Bandai, whose library includes "Ghost in the Shell" and this year's "Steam Boy" animated movie, is already a member of the HD-DVD Association and has a stock of 465 titles, she said.
"Consumer support is extremely important... and we believe that the technologies are still on the way. We haven't made any firm decisions yet," she said.
Causing the company's reluctance is a likely standards battle between Blu-ray Disc and HD-DVD over which will replace DVDs as the de facto optical disc standard for high-definition video storage and playback.

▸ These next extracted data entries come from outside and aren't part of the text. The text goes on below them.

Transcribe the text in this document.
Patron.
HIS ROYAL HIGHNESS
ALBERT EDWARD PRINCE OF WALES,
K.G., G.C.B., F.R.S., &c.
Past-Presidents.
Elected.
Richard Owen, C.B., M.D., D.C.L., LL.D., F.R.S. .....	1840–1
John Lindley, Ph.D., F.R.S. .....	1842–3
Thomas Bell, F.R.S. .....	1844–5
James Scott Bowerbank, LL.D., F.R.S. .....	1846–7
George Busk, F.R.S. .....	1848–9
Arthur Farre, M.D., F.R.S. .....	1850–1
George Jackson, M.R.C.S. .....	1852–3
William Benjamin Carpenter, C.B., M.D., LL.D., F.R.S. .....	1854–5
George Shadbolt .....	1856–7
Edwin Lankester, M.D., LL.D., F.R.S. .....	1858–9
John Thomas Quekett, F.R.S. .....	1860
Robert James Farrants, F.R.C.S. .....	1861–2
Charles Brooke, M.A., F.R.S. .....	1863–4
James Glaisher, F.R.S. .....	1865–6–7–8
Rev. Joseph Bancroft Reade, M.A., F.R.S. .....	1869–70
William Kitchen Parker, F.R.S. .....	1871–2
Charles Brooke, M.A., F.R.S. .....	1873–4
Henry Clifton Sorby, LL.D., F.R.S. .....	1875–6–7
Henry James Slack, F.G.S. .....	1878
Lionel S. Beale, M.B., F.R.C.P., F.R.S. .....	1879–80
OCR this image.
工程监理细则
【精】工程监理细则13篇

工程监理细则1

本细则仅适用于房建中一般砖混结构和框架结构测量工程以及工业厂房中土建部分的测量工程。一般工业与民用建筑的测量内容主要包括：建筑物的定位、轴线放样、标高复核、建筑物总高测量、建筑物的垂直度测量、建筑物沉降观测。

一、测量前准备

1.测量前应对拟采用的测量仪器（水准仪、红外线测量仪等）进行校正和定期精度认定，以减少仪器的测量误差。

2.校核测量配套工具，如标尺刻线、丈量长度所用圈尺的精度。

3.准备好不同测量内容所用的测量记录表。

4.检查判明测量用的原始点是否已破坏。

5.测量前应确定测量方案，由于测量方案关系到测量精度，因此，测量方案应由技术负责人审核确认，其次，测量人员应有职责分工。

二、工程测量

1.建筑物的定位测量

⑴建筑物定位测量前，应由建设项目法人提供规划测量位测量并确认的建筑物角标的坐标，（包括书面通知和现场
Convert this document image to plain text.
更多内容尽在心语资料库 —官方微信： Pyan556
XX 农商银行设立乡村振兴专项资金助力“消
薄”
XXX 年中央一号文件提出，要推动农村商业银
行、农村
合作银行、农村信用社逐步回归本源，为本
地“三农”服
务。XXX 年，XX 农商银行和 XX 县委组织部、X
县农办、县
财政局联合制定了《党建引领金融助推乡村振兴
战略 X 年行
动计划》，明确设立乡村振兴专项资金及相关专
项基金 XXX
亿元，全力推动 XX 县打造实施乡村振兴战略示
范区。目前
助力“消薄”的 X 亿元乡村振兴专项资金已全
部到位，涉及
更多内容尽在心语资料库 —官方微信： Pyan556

The BDA includes over 90 member companies and is responsible for promoting Blu-ray Disc, which counts companies such as Sony and Matsushita Electric Industrial (Panasonic) as major backers. HD-DVD is backed by NEC, Toshiba and Sanyo Electric.
Both technologies use blue lasers in their optical systems and discs that are the same size as DVDs. The data storage capacity is several times that of DVD. High-volume commercial sales of discs and players for each format is expected in 2006.
Both Blu-ray and HD-DVD camps are trying to get Hollywood studios and other major content providers such as Bandai to commit to release titles on each format.
In November, Paramount Pictures, Universal Pictures, Warner Bros. Pictures, New Line Cinema and HBO said they would release titles on HD-DVDs. In December, The Walt Disney and its Buena Vista Home Entertainment division said they would support Blu-ray, joining Sony's Sony Pictures unit.
In Disney's case, the company joined the BDA's board of directors, allowing the company to have a say in technical and other development issues. Bandai, however, has become an ordinary member of the BDA, so it is unlikely to play a such prominent role.